We’ll be the 13th largest in the U.S.,” he says.
“We have to earn our right through superior performance.”
Plath says the other banking industry trend may be out-of-state
acquisitions, especially because North Carolina has been harder hit by
recession as a result of manufacturing jobs leaving the state.
“The Midwest may recover quicker. Other banks may see their entry
into the Southeast in a favorable way,” he says, noting that it has
been the opposite case for the past 10 years. North Carolina had been
a “fortress” and difficult to penetrate by banks in other states,
he adds.
Attractive franchises may be First Citizens Bank, a family-controlled
bank, and First Charter Corp. of Charlotte, which has bought out other
banks and is growing in size, Plath and Sealey say. First Citizens has
more than $11 billion in assets; First Charter has $3.14 billion.
Jim Hyler, vice chairman and COO of First Citizens Bank and First
Citizens BancShares, says that like BB&T, his company intends to
stay independent.
“We are making investments based on long-term plans and have no
intention or plans whatsoever for being a merger or an acquisition,”

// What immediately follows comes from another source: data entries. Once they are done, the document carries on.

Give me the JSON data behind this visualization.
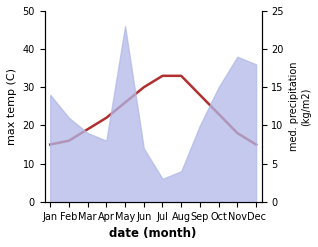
{
  "months": [
    "Jan",
    "Feb",
    "Mar",
    "Apr",
    "May",
    "Jun",
    "Jul",
    "Aug",
    "Sep",
    "Oct",
    "Nov",
    "Dec"
  ],
  "max_temp": [
    15,
    16,
    19,
    22,
    26,
    30,
    33,
    33,
    28,
    23,
    18,
    15
  ],
  "precipitation": [
    14,
    11,
    9,
    8,
    23,
    7,
    3,
    4,
    10,
    15,
    19,
    18
  ],
  "temp_ylim": [
    0,
    50
  ],
  "precip_ylim": [
    0,
    25
  ],
  "temp_color": "#b03030",
  "precip_fill_color": "#b0b8e8",
  "precip_fill_alpha": 0.75,
  "xlabel": "date (month)",
  "ylabel_left": "max temp (C)",
  "ylabel_right": "med. precipitation\n(kg/m2)",
  "bg_color": "#ffffff",
  "temp_linewidth": 1.8,
  "left_yticks": [
    0,
    10,
    20,
    30,
    40,
    50
  ],
  "right_yticks": [
    0,
    5,
    10,
    15,
    20,
    25
  ]
}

says Hyler, who was installed last month as chair of NCCBI. “We have
a strong balance sheet. If you look at the growth markets in the
Southeast, we happen to be in those. North Carolina will continue to
be a great market, and Virginia will continue to be a good market.
Atlanta, southwest Florida, Fort Lauderdale and Jacksonville are all
good markets. We are well-positioned to be successful, and as the
economy rebounds, we will continue to be in a good position.”
Retaining Community Feel
Meanwhile, the market for emerging community banks “has just about
run its course,” Sealey says. Plath notes that in the ’80s and
’90s, new, smaller banks developed as larger banks merged. He
predicts that in the next three to five years there will be no such
growth.
Instead, he says, banks growing to $1 billion in assets will see
themselves as community-oriented banks.
“The banks that comprise the holding company will operate as
autonomous units. In that way, they retain the flavor or focus of a
community bank but combine with others to benefit from a common
operating system and product line,” Plath says. The trick will be to
convince the public they fit the community mold, he adds.

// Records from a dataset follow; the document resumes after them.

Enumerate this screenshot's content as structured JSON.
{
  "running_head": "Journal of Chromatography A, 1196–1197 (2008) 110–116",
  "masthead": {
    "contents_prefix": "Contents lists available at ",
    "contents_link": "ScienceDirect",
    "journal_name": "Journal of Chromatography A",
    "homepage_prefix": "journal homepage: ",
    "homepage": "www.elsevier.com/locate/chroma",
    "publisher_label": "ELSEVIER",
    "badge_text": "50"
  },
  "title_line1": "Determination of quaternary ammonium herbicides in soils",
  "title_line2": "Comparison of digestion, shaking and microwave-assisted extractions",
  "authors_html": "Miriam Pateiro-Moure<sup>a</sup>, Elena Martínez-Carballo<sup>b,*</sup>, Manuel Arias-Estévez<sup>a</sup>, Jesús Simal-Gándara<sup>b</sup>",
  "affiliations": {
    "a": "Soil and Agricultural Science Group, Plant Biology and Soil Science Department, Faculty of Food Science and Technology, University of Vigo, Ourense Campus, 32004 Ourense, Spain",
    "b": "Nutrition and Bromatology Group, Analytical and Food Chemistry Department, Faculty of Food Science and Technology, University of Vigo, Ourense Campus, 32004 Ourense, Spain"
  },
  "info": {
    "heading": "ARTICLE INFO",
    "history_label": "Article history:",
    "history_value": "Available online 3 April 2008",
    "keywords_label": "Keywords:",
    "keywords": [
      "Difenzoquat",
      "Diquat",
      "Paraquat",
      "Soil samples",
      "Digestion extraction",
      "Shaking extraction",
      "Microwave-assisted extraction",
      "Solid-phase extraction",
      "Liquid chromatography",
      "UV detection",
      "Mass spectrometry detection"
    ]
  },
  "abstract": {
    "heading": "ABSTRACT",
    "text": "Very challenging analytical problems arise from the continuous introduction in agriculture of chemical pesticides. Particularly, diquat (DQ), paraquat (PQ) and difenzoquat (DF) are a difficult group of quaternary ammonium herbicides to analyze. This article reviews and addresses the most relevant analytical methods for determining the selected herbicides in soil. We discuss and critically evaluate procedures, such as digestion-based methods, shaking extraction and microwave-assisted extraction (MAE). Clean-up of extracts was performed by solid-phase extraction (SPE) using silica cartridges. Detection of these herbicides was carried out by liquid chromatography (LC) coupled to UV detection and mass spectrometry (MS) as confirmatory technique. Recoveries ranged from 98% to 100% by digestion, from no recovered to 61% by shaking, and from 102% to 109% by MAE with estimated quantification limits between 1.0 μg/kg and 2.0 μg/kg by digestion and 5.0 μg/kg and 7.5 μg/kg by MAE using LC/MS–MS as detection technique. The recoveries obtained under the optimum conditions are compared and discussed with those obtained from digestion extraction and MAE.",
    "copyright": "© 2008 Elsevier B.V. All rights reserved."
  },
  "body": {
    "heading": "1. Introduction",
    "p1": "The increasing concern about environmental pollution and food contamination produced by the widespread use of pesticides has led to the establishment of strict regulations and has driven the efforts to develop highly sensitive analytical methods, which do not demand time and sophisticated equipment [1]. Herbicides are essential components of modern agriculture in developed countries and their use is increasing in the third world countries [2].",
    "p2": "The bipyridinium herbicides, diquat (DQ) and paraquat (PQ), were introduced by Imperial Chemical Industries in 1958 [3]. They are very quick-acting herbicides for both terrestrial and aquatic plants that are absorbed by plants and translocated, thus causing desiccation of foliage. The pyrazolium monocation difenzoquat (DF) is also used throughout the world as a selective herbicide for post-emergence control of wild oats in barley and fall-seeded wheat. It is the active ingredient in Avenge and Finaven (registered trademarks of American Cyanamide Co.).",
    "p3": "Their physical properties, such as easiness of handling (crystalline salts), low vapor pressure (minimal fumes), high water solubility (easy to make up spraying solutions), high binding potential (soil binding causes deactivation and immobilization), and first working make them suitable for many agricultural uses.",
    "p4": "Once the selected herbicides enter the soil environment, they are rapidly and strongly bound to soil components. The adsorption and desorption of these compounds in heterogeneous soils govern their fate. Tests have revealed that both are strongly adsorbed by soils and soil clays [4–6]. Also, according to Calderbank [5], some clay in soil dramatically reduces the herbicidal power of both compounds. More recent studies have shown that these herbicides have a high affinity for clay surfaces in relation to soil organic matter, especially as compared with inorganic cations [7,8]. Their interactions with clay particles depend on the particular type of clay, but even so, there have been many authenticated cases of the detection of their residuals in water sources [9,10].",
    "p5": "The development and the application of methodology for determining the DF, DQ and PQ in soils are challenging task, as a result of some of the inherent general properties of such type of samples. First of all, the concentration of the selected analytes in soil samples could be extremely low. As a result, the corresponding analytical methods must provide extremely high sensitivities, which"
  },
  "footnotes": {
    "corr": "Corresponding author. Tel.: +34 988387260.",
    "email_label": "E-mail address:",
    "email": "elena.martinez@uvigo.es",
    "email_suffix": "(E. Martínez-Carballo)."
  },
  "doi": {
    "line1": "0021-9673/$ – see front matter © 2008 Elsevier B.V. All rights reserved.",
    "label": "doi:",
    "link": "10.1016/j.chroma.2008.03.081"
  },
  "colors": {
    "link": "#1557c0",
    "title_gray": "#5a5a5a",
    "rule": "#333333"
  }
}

McCoy and Spence of Wachovia say they feel confident the public will
perceive them as such. For example, one of the first things the new
bank did after the merger was change all ATM machines so that both
sets of customers could use them. On the brokerage side, the bank is
offering “a wealth of mutual fund offerings because of the
merger.”
“Our philosophy is to treat the customer in the way they need to be
treated and make sure their experience with Wachovia is a good
experience,” McCoy says. “It’s not a new philosophy. It was a
philosophy we had at the time of the merger. It stays out in front.”
Spence, who has been with Wachovia for 33 years, says he feels the
bank is like it was “in ’69 when I joined.”
“In those days, we were a very large North Carolina bank, but we
looked very local. The way we are strategically aligned, in as much as
we have gotten bigger, we still look and feel like the bank in ’69.
. . . Folks go to church with their customers, buy their groceries at
the same place. We look like a small bank while at the same time have
the benefit to offer first-class service.”